La seconda, che il governo Berlusconi, seppur indebolito e delegittimato, non ha alcuna intenzione di dimettersi, ma continua nella sua politica antipopolare, di miseria e di guerra. Di qui la necessità di far cadere questo governo con la forza organizzata della classe operaia e dei suoi alleati, nelle strade e nelle fabbriche.

La terza, che il consenso fornito dal PD all’operazione repressiva, prefigura quale sarà la linea di un eventuale governo di “larghe intese” o di “unità nazionale”: calpestare le esigenze della classe operaia e delle masse popolari per far passare i diktat della Confindustria e di Bruxelles, far pagare alle classi sfruttate e oppresse il debito pubblico accumulato dalle classi dirigenti. Di qui la necessità di opporsi strenuamente all’avvento di un governo borghese del genere.

Lo sgombero delle barricate in Valsusa, condotta con grande spiegamento di forze e di mezzi contro lavoratori, le donne e i loro figli disarmati, è una vittoria effimera delle forze reazionarie perchè i problemi restano sul tappeto e si acutizzeranno.

Nonostante la forzata apertura dei cantieri, la popolazione della Valsusa non si da per vinta e proseguirà la lotta. La lezione ricevuta non sarà dimenticata. L’educazione diretta delle masse ha compiuto più progressi nella sconfitta di un giorno di quanti ne avrebbe potuto compiere in anni di rassegnazione.

Esprimiamo piena solidarietà alla resistenza delle popolazioni e degli attivisti No Tav in difesa del territorio, contro la politica reazionaria del governo italiano e dell’UE, istituzioni all’esclusivo servizio dei monopoli capitalisti.
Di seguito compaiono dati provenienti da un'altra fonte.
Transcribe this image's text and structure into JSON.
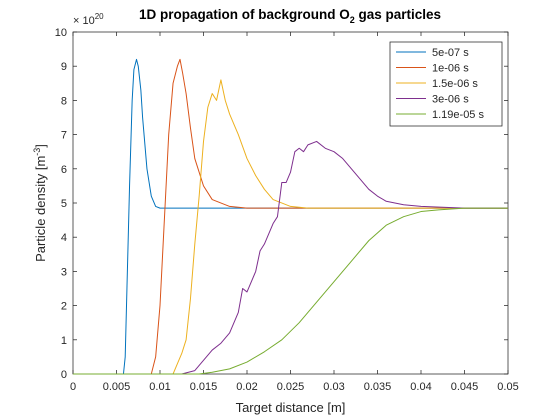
{
  "chart_data": {
    "type": "line",
    "title_main": "1D propagation of background O",
    "title_sub": "2",
    "title_rest": " gas particles",
    "xlabel": "Target distance [m]",
    "ylabel_main": "Particle density [m",
    "ylabel_sup": "-3",
    "ylabel_end": "]",
    "y_multiplier_base": "× 10",
    "y_multiplier_exp": "20",
    "xlim": [
      0,
      0.05
    ],
    "ylim": [
      0,
      10
    ],
    "x_ticks": [
      "0",
      "0.005",
      "0.01",
      "0.015",
      "0.02",
      "0.025",
      "0.03",
      "0.035",
      "0.04",
      "0.045",
      "0.05"
    ],
    "y_ticks": [
      "0",
      "1",
      "2",
      "3",
      "4",
      "5",
      "6",
      "7",
      "8",
      "9",
      "10"
    ],
    "grid": false,
    "legend_position": "top-right",
    "series": [
      {
        "name": "5e-07 s",
        "color": "#0072BD",
        "points": [
          [
            0,
            0
          ],
          [
            0.0058,
            0
          ],
          [
            0.006,
            0.5
          ],
          [
            0.0062,
            2.5
          ],
          [
            0.0065,
            5.5
          ],
          [
            0.0068,
            8
          ],
          [
            0.007,
            8.9
          ],
          [
            0.0073,
            9.2
          ],
          [
            0.0075,
            9
          ],
          [
            0.0078,
            8.3
          ],
          [
            0.008,
            7.5
          ],
          [
            0.0085,
            6
          ],
          [
            0.009,
            5.2
          ],
          [
            0.0095,
            4.9
          ],
          [
            0.01,
            4.85
          ],
          [
            0.05,
            4.85
          ]
        ]
      },
      {
        "name": "1e-06 s",
        "color": "#D95319",
        "points": [
          [
            0,
            0
          ],
          [
            0.009,
            0
          ],
          [
            0.0095,
            0.5
          ],
          [
            0.01,
            2
          ],
          [
            0.0105,
            4.5
          ],
          [
            0.011,
            7
          ],
          [
            0.0115,
            8.5
          ],
          [
            0.012,
            9
          ],
          [
            0.0123,
            9.2
          ],
          [
            0.0126,
            8.8
          ],
          [
            0.013,
            8.2
          ],
          [
            0.0135,
            7.2
          ],
          [
            0.014,
            6.3
          ],
          [
            0.015,
            5.5
          ],
          [
            0.016,
            5.1
          ],
          [
            0.018,
            4.9
          ],
          [
            0.02,
            4.85
          ],
          [
            0.05,
            4.85
          ]
        ]
      },
      {
        "name": "1.5e-06 s",
        "color": "#EDB120",
        "points": [
          [
            0,
            0
          ],
          [
            0.0115,
            0
          ],
          [
            0.012,
            0.3
          ],
          [
            0.0125,
            0.6
          ],
          [
            0.013,
            1.0
          ],
          [
            0.0135,
            2.2
          ],
          [
            0.014,
            3.8
          ],
          [
            0.0145,
            5.2
          ],
          [
            0.015,
            6.8
          ],
          [
            0.0155,
            7.8
          ],
          [
            0.016,
            8.2
          ],
          [
            0.0165,
            8.0
          ],
          [
            0.017,
            8.6
          ],
          [
            0.0175,
            8.0
          ],
          [
            0.018,
            7.6
          ],
          [
            0.019,
            7.0
          ],
          [
            0.02,
            6.3
          ],
          [
            0.021,
            5.8
          ],
          [
            0.022,
            5.4
          ],
          [
            0.023,
            5.1
          ],
          [
            0.025,
            4.9
          ],
          [
            0.027,
            4.85
          ],
          [
            0.05,
            4.85
          ]
        ]
      },
      {
        "name": "3e-06 s",
        "color": "#7E2F8E",
        "points": [
          [
            0,
            0
          ],
          [
            0.0125,
            0
          ],
          [
            0.014,
            0.1
          ],
          [
            0.015,
            0.4
          ],
          [
            0.016,
            0.7
          ],
          [
            0.017,
            0.9
          ],
          [
            0.018,
            1.2
          ],
          [
            0.019,
            1.8
          ],
          [
            0.0195,
            2.5
          ],
          [
            0.02,
            2.4
          ],
          [
            0.021,
            3.0
          ],
          [
            0.0215,
            3.6
          ],
          [
            0.022,
            3.8
          ],
          [
            0.023,
            4.4
          ],
          [
            0.0235,
            4.6
          ],
          [
            0.024,
            5.6
          ],
          [
            0.0245,
            5.6
          ],
          [
            0.025,
            5.9
          ],
          [
            0.0255,
            6.5
          ],
          [
            0.026,
            6.6
          ],
          [
            0.0265,
            6.5
          ],
          [
            0.027,
            6.7
          ],
          [
            0.028,
            6.8
          ],
          [
            0.029,
            6.6
          ],
          [
            0.03,
            6.5
          ],
          [
            0.031,
            6.3
          ],
          [
            0.032,
            6.0
          ],
          [
            0.033,
            5.7
          ],
          [
            0.034,
            5.4
          ],
          [
            0.035,
            5.2
          ],
          [
            0.036,
            5.05
          ],
          [
            0.038,
            4.95
          ],
          [
            0.04,
            4.9
          ],
          [
            0.045,
            4.85
          ],
          [
            0.05,
            4.85
          ]
        ]
      },
      {
        "name": "1.19e-05 s",
        "color": "#77AC30",
        "points": [
          [
            0,
            0
          ],
          [
            0.0145,
            0
          ],
          [
            0.016,
            0.05
          ],
          [
            0.018,
            0.15
          ],
          [
            0.02,
            0.35
          ],
          [
            0.022,
            0.65
          ],
          [
            0.024,
            1.0
          ],
          [
            0.026,
            1.5
          ],
          [
            0.028,
            2.1
          ],
          [
            0.03,
            2.7
          ],
          [
            0.032,
            3.3
          ],
          [
            0.034,
            3.9
          ],
          [
            0.036,
            4.35
          ],
          [
            0.038,
            4.6
          ],
          [
            0.04,
            4.75
          ],
          [
            0.042,
            4.8
          ],
          [
            0.045,
            4.85
          ],
          [
            0.05,
            4.85
          ]
        ]
      }
    ]
  }
}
La lotta per la difesa degli interessi e delle conquiste dei lavoratori si intreccerà sempre più con la lotta contro entrambe queste istituzioni.
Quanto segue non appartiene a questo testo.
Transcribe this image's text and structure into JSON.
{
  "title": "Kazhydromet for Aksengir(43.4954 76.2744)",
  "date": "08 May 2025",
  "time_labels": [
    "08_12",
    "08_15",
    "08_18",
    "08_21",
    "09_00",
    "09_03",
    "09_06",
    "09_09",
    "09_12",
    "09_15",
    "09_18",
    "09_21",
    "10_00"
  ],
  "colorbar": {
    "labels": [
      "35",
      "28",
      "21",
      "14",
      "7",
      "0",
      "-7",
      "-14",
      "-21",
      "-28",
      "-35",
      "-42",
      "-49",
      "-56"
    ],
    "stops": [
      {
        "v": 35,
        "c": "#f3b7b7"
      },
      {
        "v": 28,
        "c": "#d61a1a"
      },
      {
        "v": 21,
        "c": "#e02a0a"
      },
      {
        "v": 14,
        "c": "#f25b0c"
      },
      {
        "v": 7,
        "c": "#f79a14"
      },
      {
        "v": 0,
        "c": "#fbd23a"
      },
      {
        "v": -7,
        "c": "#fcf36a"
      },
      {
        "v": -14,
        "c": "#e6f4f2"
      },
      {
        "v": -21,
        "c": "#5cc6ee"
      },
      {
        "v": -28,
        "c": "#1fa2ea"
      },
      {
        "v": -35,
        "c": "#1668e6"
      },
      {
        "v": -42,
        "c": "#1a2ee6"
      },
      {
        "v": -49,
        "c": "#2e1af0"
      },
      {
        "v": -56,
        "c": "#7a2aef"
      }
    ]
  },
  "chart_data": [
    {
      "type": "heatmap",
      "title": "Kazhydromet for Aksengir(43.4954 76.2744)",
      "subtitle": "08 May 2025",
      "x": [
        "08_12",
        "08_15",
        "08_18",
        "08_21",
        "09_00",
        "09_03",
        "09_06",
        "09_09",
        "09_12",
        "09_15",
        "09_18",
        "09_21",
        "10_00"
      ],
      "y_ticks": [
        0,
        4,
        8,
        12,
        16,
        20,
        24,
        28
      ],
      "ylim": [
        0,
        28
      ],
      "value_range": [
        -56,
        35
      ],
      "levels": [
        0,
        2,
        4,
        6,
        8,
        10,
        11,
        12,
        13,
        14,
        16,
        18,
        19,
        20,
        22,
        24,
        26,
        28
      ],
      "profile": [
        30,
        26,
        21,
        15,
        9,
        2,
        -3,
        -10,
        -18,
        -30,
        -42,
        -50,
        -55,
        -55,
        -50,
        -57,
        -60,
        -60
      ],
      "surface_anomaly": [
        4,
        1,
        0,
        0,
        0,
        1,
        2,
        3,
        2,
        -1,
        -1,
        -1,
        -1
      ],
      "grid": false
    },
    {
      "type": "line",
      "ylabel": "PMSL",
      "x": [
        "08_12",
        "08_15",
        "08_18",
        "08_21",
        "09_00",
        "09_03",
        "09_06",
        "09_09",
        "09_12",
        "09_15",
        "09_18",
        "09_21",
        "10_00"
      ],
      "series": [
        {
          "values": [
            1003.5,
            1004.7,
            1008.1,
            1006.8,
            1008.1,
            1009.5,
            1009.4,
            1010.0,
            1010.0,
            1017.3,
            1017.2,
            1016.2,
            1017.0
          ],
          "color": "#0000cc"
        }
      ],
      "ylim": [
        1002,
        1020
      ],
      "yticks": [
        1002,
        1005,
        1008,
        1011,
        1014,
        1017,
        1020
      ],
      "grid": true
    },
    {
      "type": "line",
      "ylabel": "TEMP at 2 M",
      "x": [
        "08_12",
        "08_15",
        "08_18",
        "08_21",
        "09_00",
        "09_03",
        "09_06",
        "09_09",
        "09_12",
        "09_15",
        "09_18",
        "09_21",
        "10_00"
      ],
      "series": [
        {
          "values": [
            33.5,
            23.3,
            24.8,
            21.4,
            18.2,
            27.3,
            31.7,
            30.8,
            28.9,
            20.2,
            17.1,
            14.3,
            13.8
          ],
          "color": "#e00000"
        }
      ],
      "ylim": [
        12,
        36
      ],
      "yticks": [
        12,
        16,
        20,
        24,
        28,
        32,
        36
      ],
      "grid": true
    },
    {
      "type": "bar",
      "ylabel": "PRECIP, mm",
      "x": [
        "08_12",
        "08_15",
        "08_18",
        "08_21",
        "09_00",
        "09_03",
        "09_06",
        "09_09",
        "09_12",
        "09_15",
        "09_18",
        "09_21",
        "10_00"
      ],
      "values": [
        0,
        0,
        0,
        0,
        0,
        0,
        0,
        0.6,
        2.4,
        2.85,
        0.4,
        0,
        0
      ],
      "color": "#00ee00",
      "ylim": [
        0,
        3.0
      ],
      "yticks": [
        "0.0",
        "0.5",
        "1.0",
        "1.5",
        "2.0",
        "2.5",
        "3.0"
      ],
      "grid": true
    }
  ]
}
Difendiamo la libertà della popolazione di manifestare e il diritto di decidere del suo futuro, della sua salute, della sua vita.

Chiediamo l’immediato ritiro delle forze di polizia dalla Valsusa.

Alla lotta contro la Tav deve andare il sostegno della classe operaia, dei lavoratori, dei giovani, delle donne, di tutti gli organismi del movimento operaio, progressista, ambientalista.

La solidarietà dimostrata nei giorni scorsi, a partire dagli scioperi di protesta scoppiati nelle fabbriche, è di grande importanza. Ma per vincere è necessario unire e ampliare il fronte di lotta. E’ necessario che ogni componente del movimento operaio e popolare appoggi e partecipi alle lotte delle altre, è necessaria una mobilitazione generale delle forze del proletariato.

Soprattutto occorre dotarsi dello strumento indispensabile per dirigere le lotte verso una soluzione rivoluzionaria delle contraddizioni del capitalismo, per conquistare una nuova società senza sfruttamento e senza devastazione ambientale: il partito comunista marxista-leninista.

Prepariamoci all’intensificazione della lotta di classe!